Charles H. Baker was an engineer for the rail line in its early days, and saw an amazing potential for the surging flow of water during his many sojourns above it. After becoming unemployed in the economic Panic of 1893, he convinced his wealthy father to finance his idea of building a power generator deep within the rock beneath the falls. Work began in 1898, and for the next year the river was diverted from the southern side of the waterfall. A shaft was drilled into the rock, and through it equipment brought down. Later, an eight-foot diameter pipe to channel water through was placed in the shaft. The force of the fall drove four waterwheels in a subterranean chamber, and this resulting energy was brought up through cables to a transformer house which and converted it into 32,000 volts of electricity. On July 31, 1899, at a public ceremony, Baker's 18-month-old daughter Dorothy pulled the switch to start the whole process. More than 100 years later, this equipment was still in operation.

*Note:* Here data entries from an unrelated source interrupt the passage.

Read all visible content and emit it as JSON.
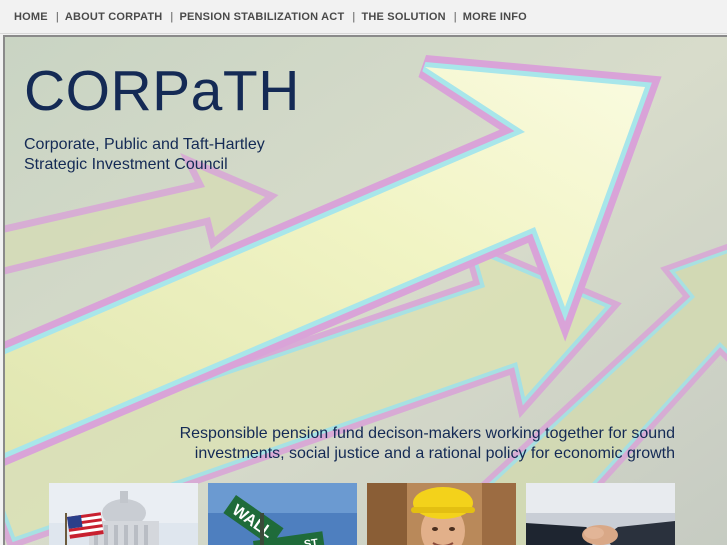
{
  "nav": {
    "items": [
      {
        "label": "HOME"
      },
      {
        "label": "ABOUT CORPATH"
      },
      {
        "label": "PENSION STABILIZATION ACT"
      },
      {
        "label": "THE SOLUTION"
      },
      {
        "label": "MORE INFO"
      }
    ],
    "separator": "|"
  },
  "header": {
    "logo": "CORPaTH",
    "subtitle_line1": "Corporate, Public and Taft-Hartley",
    "subtitle_line2": "Strategic Investment Council"
  },
  "tagline": {
    "line1": "Responsible pension fund decison-makers working together for sound",
    "line2": "investments, social justice and a rational policy for economic growth"
  },
  "photos": [
    {
      "icon": "capitol-flag-photo"
    },
    {
      "icon": "wall-street-sign-photo",
      "sign_text": "WALL",
      "sign_text2": "ST"
    },
    {
      "icon": "construction-worker-photo"
    },
    {
      "icon": "handshake-photo"
    }
  ],
  "colors": {
    "text_primary": "#142a55",
    "nav_text": "#4a4a4a",
    "arrow_fill": "#eef2b8",
    "arrow_glow_pink": "#d9a3d8",
    "arrow_glow_cyan": "#9fe3e8"
  }
}
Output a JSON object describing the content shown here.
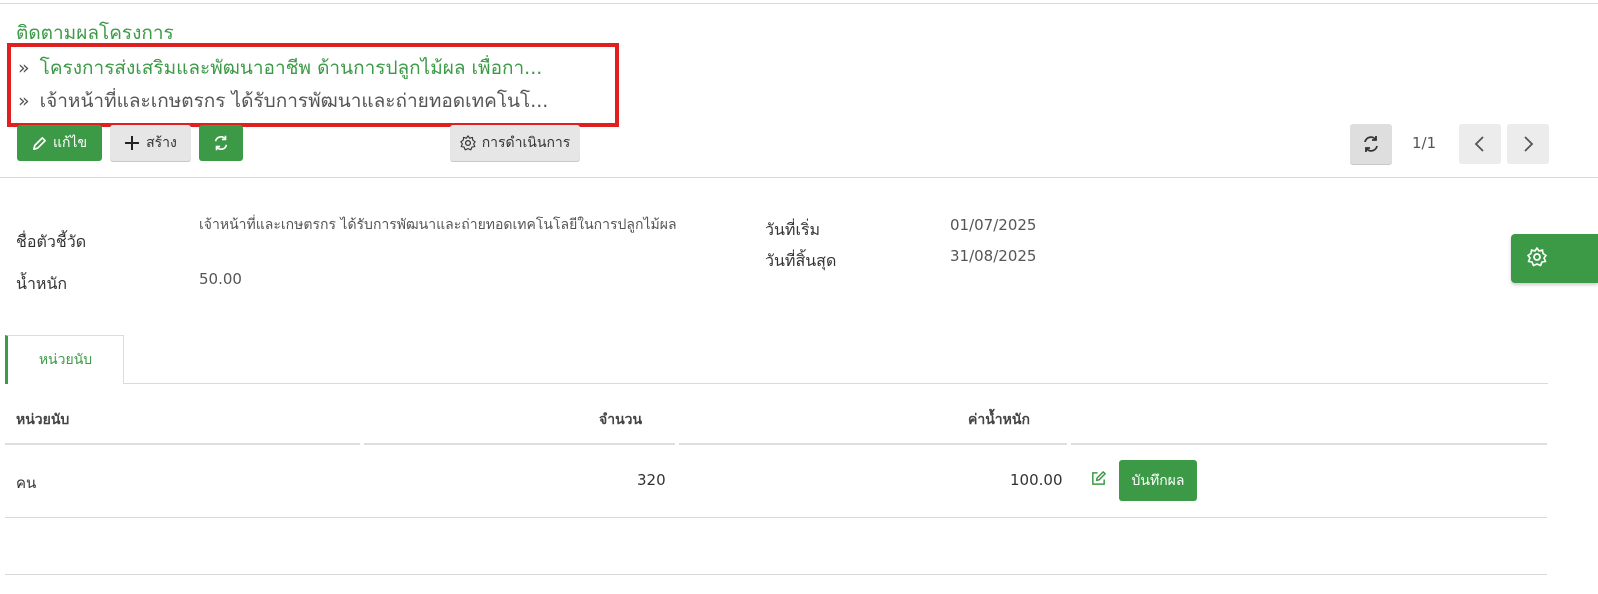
{
  "breadcrumb": {
    "root": "ติดตามผลโครงการ",
    "items": [
      "โครงการส่งเสริมและพัฒนาอาชีพ ด้านการปลูกไม้ผล เพื่อกา...",
      "เจ้าหน้าที่และเกษตรกร ได้รับการพัฒนาและถ่ายทอดเทคโนโ..."
    ]
  },
  "toolbar": {
    "edit_label": "แก้ไข",
    "create_label": "สร้าง",
    "action_label": "การดำเนินการ",
    "pager": "1/1"
  },
  "form": {
    "indicator_label": "ชื่อตัวชี้วัด",
    "indicator_value": "เจ้าหน้าที่และเกษตรกร ได้รับการพัฒนาและถ่ายทอดเทคโนโลยีในการปลูกไม้ผล",
    "weight_label": "น้ำหนัก",
    "weight_value": "50.00",
    "start_label": "วันที่เริ่ม",
    "start_value": "01/07/2025",
    "end_label": "วันที่สิ้นสุด",
    "end_value": "31/08/2025"
  },
  "tabs": [
    {
      "label": "หน่วยนับ"
    }
  ],
  "table": {
    "headers": [
      "หน่วยนับ",
      "จำนวน",
      "ค่าน้ำหนัก"
    ],
    "rows": [
      {
        "unit": "คน",
        "amount": "320",
        "weight": "100.00",
        "action_label": "บันทึกผล"
      }
    ]
  },
  "colors": {
    "accent": "#3c9a47",
    "highlight": "#e02020"
  }
}
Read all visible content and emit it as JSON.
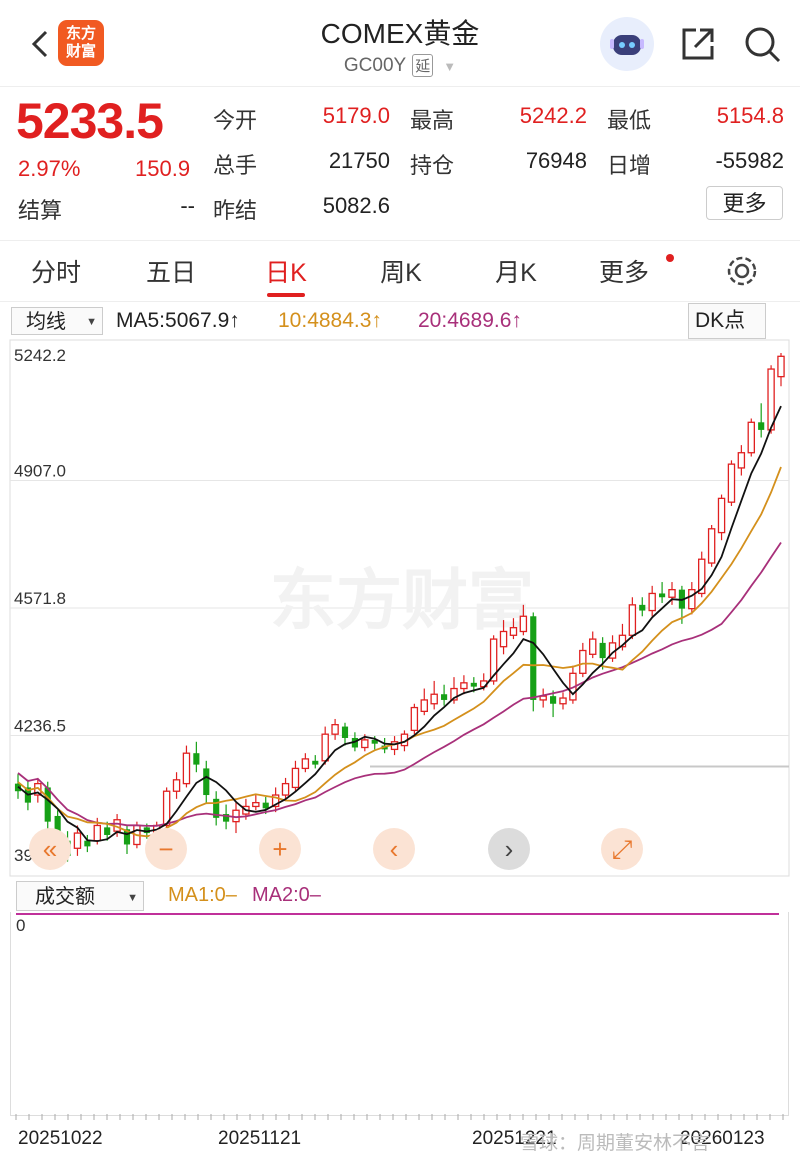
{
  "header": {
    "logo_text": "东方\n财富",
    "title": "COMEX黄金",
    "code": "GC00Y",
    "delay_tag": "延"
  },
  "quote": {
    "price": "5233.5",
    "change_pct": "2.97%",
    "change": "150.9",
    "fields": [
      {
        "label": "今开",
        "value": "5179.0",
        "color": "red"
      },
      {
        "label": "最高",
        "value": "5242.2",
        "color": "red"
      },
      {
        "label": "最低",
        "value": "5154.8",
        "color": "red"
      },
      {
        "label": "总手",
        "value": "21750",
        "color": "dark"
      },
      {
        "label": "持仓",
        "value": "76948",
        "color": "dark"
      },
      {
        "label": "日增",
        "value": "-55982",
        "color": "dark"
      },
      {
        "label": "结算",
        "value": "--",
        "color": "dark"
      },
      {
        "label": "昨结",
        "value": "5082.6",
        "color": "dark"
      }
    ],
    "more_label": "更多"
  },
  "tabs": [
    {
      "label": "分时",
      "active": false
    },
    {
      "label": "五日",
      "active": false
    },
    {
      "label": "日K",
      "active": true
    },
    {
      "label": "周K",
      "active": false
    },
    {
      "label": "月K",
      "active": false
    },
    {
      "label": "更多",
      "active": false
    }
  ],
  "ma_bar": {
    "select_label": "均线",
    "ma5": "MA5:5067.9↑",
    "ma10": "10:4884.3↑",
    "ma20": "20:4689.6↑",
    "dk_label": "DK点"
  },
  "chart_data": {
    "type": "candlestick",
    "y_ticks": [
      "5242.2",
      "4907.0",
      "4571.8",
      "4236.5",
      "3901.3"
    ],
    "ylim": [
      3901.3,
      5242.2
    ],
    "reference_line": 4155,
    "candles": [
      {
        "o": 4110,
        "c": 4090,
        "h": 4135,
        "l": 4070
      },
      {
        "o": 4100,
        "c": 4060,
        "h": 4120,
        "l": 4040
      },
      {
        "o": 4080,
        "c": 4110,
        "h": 4125,
        "l": 4060
      },
      {
        "o": 4100,
        "c": 4010,
        "h": 4115,
        "l": 3990
      },
      {
        "o": 4025,
        "c": 3950,
        "h": 4040,
        "l": 3930
      },
      {
        "o": 3960,
        "c": 3920,
        "h": 3985,
        "l": 3905
      },
      {
        "o": 3940,
        "c": 3980,
        "h": 4000,
        "l": 3920
      },
      {
        "o": 3960,
        "c": 3945,
        "h": 3975,
        "l": 3930
      },
      {
        "o": 3960,
        "c": 4000,
        "h": 4020,
        "l": 3950
      },
      {
        "o": 3995,
        "c": 3975,
        "h": 4010,
        "l": 3960
      },
      {
        "o": 3985,
        "c": 4015,
        "h": 4030,
        "l": 3970
      },
      {
        "o": 3990,
        "c": 3950,
        "h": 4000,
        "l": 3925
      },
      {
        "o": 3950,
        "c": 4000,
        "h": 4010,
        "l": 3940
      },
      {
        "o": 3995,
        "c": 3980,
        "h": 4005,
        "l": 3965
      },
      {
        "o": 3980,
        "c": 4000,
        "h": 4010,
        "l": 3970
      },
      {
        "o": 4000,
        "c": 4090,
        "h": 4100,
        "l": 3990
      },
      {
        "o": 4090,
        "c": 4120,
        "h": 4140,
        "l": 4070
      },
      {
        "o": 4110,
        "c": 4190,
        "h": 4210,
        "l": 4100
      },
      {
        "o": 4190,
        "c": 4160,
        "h": 4220,
        "l": 4140
      },
      {
        "o": 4150,
        "c": 4080,
        "h": 4170,
        "l": 4060
      },
      {
        "o": 4070,
        "c": 4020,
        "h": 4090,
        "l": 4000
      },
      {
        "o": 4030,
        "c": 4010,
        "h": 4055,
        "l": 3990
      },
      {
        "o": 4010,
        "c": 4040,
        "h": 4060,
        "l": 3980
      },
      {
        "o": 4030,
        "c": 4050,
        "h": 4070,
        "l": 4015
      },
      {
        "o": 4050,
        "c": 4060,
        "h": 4080,
        "l": 4040
      },
      {
        "o": 4060,
        "c": 4045,
        "h": 4075,
        "l": 4030
      },
      {
        "o": 4050,
        "c": 4080,
        "h": 4100,
        "l": 4035
      },
      {
        "o": 4080,
        "c": 4110,
        "h": 4125,
        "l": 4070
      },
      {
        "o": 4100,
        "c": 4150,
        "h": 4170,
        "l": 4090
      },
      {
        "o": 4150,
        "c": 4175,
        "h": 4190,
        "l": 4140
      },
      {
        "o": 4170,
        "c": 4160,
        "h": 4185,
        "l": 4150
      },
      {
        "o": 4170,
        "c": 4240,
        "h": 4260,
        "l": 4160
      },
      {
        "o": 4240,
        "c": 4265,
        "h": 4280,
        "l": 4225
      },
      {
        "o": 4260,
        "c": 4230,
        "h": 4270,
        "l": 4210
      },
      {
        "o": 4230,
        "c": 4205,
        "h": 4245,
        "l": 4195
      },
      {
        "o": 4205,
        "c": 4225,
        "h": 4240,
        "l": 4195
      },
      {
        "o": 4225,
        "c": 4215,
        "h": 4235,
        "l": 4200
      },
      {
        "o": 4210,
        "c": 4200,
        "h": 4230,
        "l": 4190
      },
      {
        "o": 4200,
        "c": 4220,
        "h": 4235,
        "l": 4185
      },
      {
        "o": 4210,
        "c": 4240,
        "h": 4250,
        "l": 4195
      },
      {
        "o": 4250,
        "c": 4310,
        "h": 4320,
        "l": 4240
      },
      {
        "o": 4300,
        "c": 4330,
        "h": 4360,
        "l": 4290
      },
      {
        "o": 4320,
        "c": 4345,
        "h": 4380,
        "l": 4305
      },
      {
        "o": 4345,
        "c": 4330,
        "h": 4370,
        "l": 4315
      },
      {
        "o": 4330,
        "c": 4360,
        "h": 4390,
        "l": 4320
      },
      {
        "o": 4360,
        "c": 4375,
        "h": 4395,
        "l": 4345
      },
      {
        "o": 4375,
        "c": 4365,
        "h": 4390,
        "l": 4350
      },
      {
        "o": 4365,
        "c": 4380,
        "h": 4400,
        "l": 4355
      },
      {
        "o": 4380,
        "c": 4490,
        "h": 4500,
        "l": 4370
      },
      {
        "o": 4470,
        "c": 4510,
        "h": 4540,
        "l": 4450
      },
      {
        "o": 4500,
        "c": 4520,
        "h": 4545,
        "l": 4490
      },
      {
        "o": 4510,
        "c": 4550,
        "h": 4580,
        "l": 4500
      },
      {
        "o": 4550,
        "c": 4330,
        "h": 4560,
        "l": 4300
      },
      {
        "o": 4330,
        "c": 4340,
        "h": 4360,
        "l": 4310
      },
      {
        "o": 4340,
        "c": 4320,
        "h": 4355,
        "l": 4285
      },
      {
        "o": 4320,
        "c": 4335,
        "h": 4350,
        "l": 4305
      },
      {
        "o": 4330,
        "c": 4400,
        "h": 4420,
        "l": 4320
      },
      {
        "o": 4400,
        "c": 4460,
        "h": 4480,
        "l": 4390
      },
      {
        "o": 4450,
        "c": 4490,
        "h": 4510,
        "l": 4440
      },
      {
        "o": 4480,
        "c": 4440,
        "h": 4495,
        "l": 4410
      },
      {
        "o": 4440,
        "c": 4480,
        "h": 4500,
        "l": 4430
      },
      {
        "o": 4470,
        "c": 4500,
        "h": 4530,
        "l": 4460
      },
      {
        "o": 4500,
        "c": 4580,
        "h": 4600,
        "l": 4490
      },
      {
        "o": 4580,
        "c": 4565,
        "h": 4600,
        "l": 4550
      },
      {
        "o": 4565,
        "c": 4610,
        "h": 4630,
        "l": 4550
      },
      {
        "o": 4610,
        "c": 4600,
        "h": 4640,
        "l": 4585
      },
      {
        "o": 4600,
        "c": 4620,
        "h": 4640,
        "l": 4580
      },
      {
        "o": 4620,
        "c": 4570,
        "h": 4630,
        "l": 4530
      },
      {
        "o": 4570,
        "c": 4620,
        "h": 4640,
        "l": 4555
      },
      {
        "o": 4610,
        "c": 4700,
        "h": 4720,
        "l": 4600
      },
      {
        "o": 4690,
        "c": 4780,
        "h": 4790,
        "l": 4680
      },
      {
        "o": 4770,
        "c": 4860,
        "h": 4870,
        "l": 4750
      },
      {
        "o": 4850,
        "c": 4950,
        "h": 4960,
        "l": 4840
      },
      {
        "o": 4940,
        "c": 4980,
        "h": 5000,
        "l": 4920
      },
      {
        "o": 4980,
        "c": 5060,
        "h": 5070,
        "l": 4970
      },
      {
        "o": 5060,
        "c": 5040,
        "h": 5110,
        "l": 5020
      },
      {
        "o": 5040,
        "c": 5200,
        "h": 5210,
        "l": 5030
      },
      {
        "o": 5180,
        "c": 5233.5,
        "h": 5242.2,
        "l": 5154.8
      }
    ],
    "x_labels": [
      "20251022",
      "20251121",
      "20251221",
      "20260123"
    ]
  },
  "controls": [
    "«",
    "−",
    "+",
    "‹",
    "›",
    "⤢"
  ],
  "volume": {
    "select_label": "成交额",
    "ma1": "MA1:0–",
    "ma2": "MA2:0–",
    "zero": "0"
  },
  "watermark": "雪球：周期董安林不言",
  "chart_watermark": "东方财富",
  "colors": {
    "up": "#e02020",
    "down": "#16a016",
    "ma5": "#111111",
    "ma10": "#d4901c",
    "ma20": "#a8307a"
  }
}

Early photos of the falls show a large rock in the center of the brink. This rock, known as Seattle Rock, was dynamited in 1900, after causing too many logjams near the top. At the same time, a small dam was built to maintain water levels for the power plant during the dry summer months. Over the years, the falls continued to beckon tourists and travelers. In the early part of the twentieth century, the Sunset Highway was built from Kirkland, making the area easily accessible by automobile. In 1919, the Snoqualmie Falls Lodge was opened on the north side of the falls to cater to weekend motorists. Today, at the same location, the Salish Lodge carries on this tradition in a more elegant fashion.
An observation deck, built in 1968, provides the vantage point for the millions of photographs that are taken of the falls. Snoqualmie Falls receives more than 1.5 million visitors each year. The falls provide the energy to generate electricity, and they remain sacred to the Indians.